No âmbito do contrato de venda do Novo Banco, a Lone Star tem direito a pedir um máximo de 3,9 mil milhões de euros do chamado mecanismo de capital contingente para fazer face a perdas num determinado conjunto de ativos herdados do BES.

Desse valor, até agora, a instituição liderada por António Ramalho já pediu 2,9 mil milhões de euros. Isto é, sobram cerca de mil milhões de euros, discutindo-se nos últimos meses se haverá mais injeções do Fundo de Resolução (e, por arrasto, se haverá mais empréstimos do Tesouro) para fazer face a perdas adicionais do banco.

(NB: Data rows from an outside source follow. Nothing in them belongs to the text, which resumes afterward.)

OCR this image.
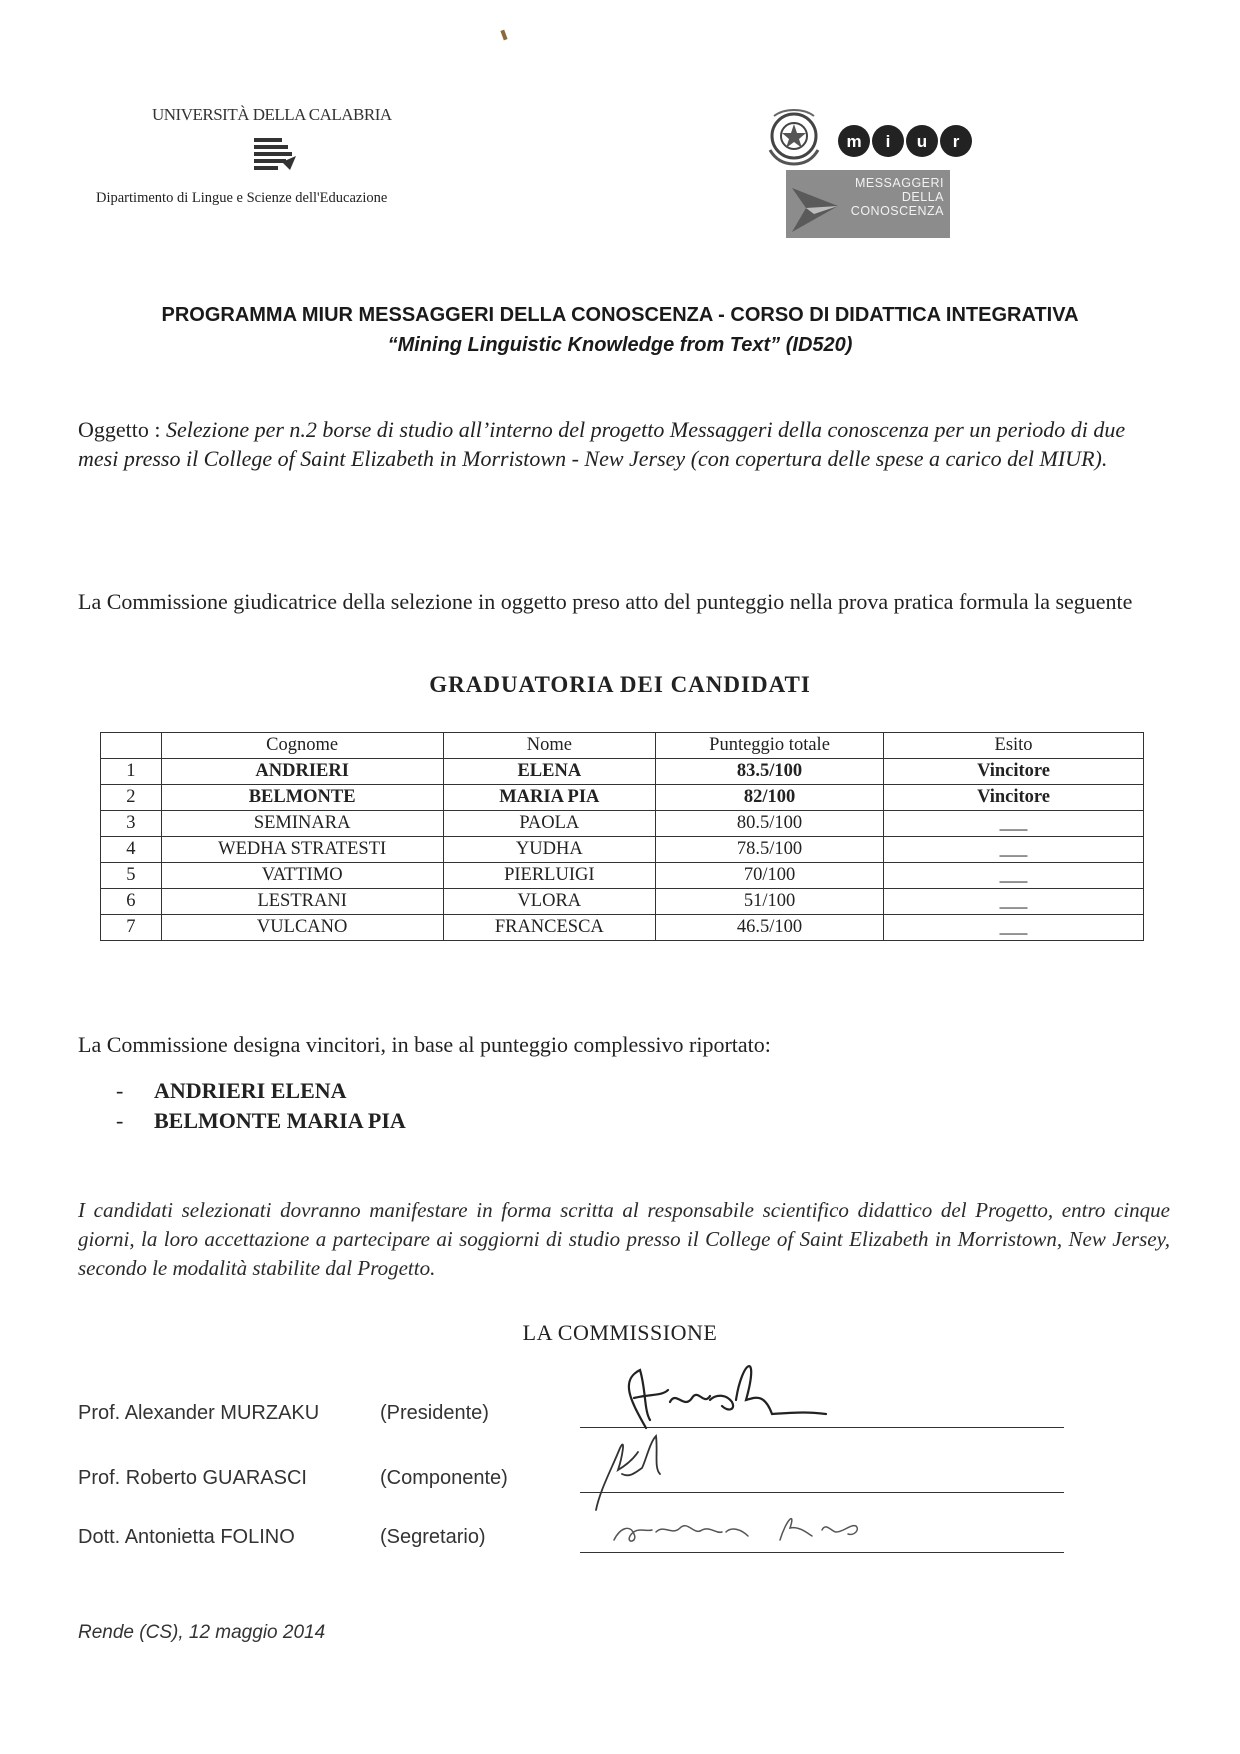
UNIVERSITÀ DELLA CALABRIA
Dipartimento di Lingue e Scienze dell'Educazione
m i u r
MESSAGGERI
DELLA
CONOSCENZA
PROGRAMMA MIUR MESSAGGERI DELLA CONOSCENZA - CORSO DI DIDATTICA INTEGRATIVA
“Mining Linguistic Knowledge from Text” (ID520)
Oggetto : Selezione per n.2 borse di studio all’interno del progetto Messaggeri della conoscenza per un periodo di due mesi presso il College of Saint Elizabeth in Morristown - New Jersey (con copertura delle spese a carico del MIUR).
La Commissione giudicatrice della selezione in oggetto preso atto del punteggio nella prova pratica formula la seguente
GRADUATORIA DEI CANDIDATI
	Cognome	Nome	Punteggio totale	Esito
1	ANDRIERI	ELENA	83.5/100	Vincitore
2	BELMONTE	MARIA PIA	82/100	Vincitore
3	SEMINARA	PAOLA	80.5/100	___
4	WEDHA STRATESTI	YUDHA	78.5/100	___
5	VATTIMO	PIERLUIGI	70/100	___
6	LESTRANI	VLORA	51/100	___
7	VULCANO	FRANCESCA	46.5/100	___
La Commissione designa vincitori, in base al punteggio complessivo riportato:
- ANDRIERI ELENA
- BELMONTE MARIA PIA
I candidati selezionati dovranno manifestare in forma scritta al responsabile scientifico didattico del Progetto, entro cinque giorni, la loro accettazione a partecipare ai soggiorni di studio presso il College of Saint Elizabeth in Morristown, New Jersey, secondo le modalità stabilite dal Progetto.
LA COMMISSIONE
Prof. Alexander MURZAKU	(Presidente)
Prof. Roberto GUARASCI	(Componente)
Dott. Antonietta FOLINO	(Segretario)
Rende (CS), 12 maggio 2014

Além do contrato de venda, há também uma Decisão da Comissão Europeia, de 2017, que aprovou o plano de reestruturação do Novo Banco e autorizou a operação de venda à Lone Star. E esse documento — a que Catarina Martins se refere — indica, de facto, que, se os rácios de capital estiverem abaixo do previsto, “Portugal vai providenciar capital adicional”.

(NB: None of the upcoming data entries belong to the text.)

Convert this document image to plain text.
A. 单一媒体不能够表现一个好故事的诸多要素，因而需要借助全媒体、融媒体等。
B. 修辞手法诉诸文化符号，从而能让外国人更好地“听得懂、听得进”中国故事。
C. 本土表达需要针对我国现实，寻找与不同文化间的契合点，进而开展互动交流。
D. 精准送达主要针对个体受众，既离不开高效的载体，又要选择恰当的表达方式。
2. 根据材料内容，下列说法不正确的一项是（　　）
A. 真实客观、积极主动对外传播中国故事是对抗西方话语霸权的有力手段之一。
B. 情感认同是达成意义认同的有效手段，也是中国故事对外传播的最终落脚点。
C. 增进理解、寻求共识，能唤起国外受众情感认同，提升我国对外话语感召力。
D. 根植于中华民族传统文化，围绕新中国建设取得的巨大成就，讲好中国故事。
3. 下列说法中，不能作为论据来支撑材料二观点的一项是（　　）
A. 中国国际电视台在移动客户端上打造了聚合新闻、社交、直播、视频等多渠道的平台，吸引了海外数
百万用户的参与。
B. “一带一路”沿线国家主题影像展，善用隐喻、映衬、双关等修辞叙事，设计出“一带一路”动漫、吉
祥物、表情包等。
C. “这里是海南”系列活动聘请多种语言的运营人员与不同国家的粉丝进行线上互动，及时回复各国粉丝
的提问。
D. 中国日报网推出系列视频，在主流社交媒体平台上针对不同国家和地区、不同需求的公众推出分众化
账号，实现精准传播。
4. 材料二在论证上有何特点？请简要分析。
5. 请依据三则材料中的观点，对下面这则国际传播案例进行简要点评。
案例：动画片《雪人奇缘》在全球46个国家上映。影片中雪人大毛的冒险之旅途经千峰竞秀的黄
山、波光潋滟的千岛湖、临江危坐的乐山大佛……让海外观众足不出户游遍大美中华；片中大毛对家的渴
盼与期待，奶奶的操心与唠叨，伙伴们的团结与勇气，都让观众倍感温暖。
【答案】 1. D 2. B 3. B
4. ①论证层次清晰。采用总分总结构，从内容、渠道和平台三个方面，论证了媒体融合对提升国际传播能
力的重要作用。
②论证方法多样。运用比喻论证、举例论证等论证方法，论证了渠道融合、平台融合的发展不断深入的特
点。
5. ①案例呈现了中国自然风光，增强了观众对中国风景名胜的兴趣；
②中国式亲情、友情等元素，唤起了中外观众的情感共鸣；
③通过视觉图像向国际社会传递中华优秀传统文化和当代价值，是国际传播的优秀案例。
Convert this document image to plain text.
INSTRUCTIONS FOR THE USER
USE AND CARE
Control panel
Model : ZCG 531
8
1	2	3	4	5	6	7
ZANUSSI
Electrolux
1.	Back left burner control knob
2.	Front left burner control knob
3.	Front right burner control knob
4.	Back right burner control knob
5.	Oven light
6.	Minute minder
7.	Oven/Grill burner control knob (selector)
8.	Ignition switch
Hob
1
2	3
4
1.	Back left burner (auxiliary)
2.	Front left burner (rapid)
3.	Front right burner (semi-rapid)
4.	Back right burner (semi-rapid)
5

Só que este mecanismo — chamado de “backstop” — é de último recurso. Ao contrário do que está previsto no processo em curso — em que qualquer perda nesses tais ativos problemáticos implica uma cobertura imediata do Fundo de Resolução —, o Governo, no passo seguinte, apenas poderá atuar depois de o banco e a Lone Star tentarem primeiro outras soluções, algo que Catarina Martins não refere.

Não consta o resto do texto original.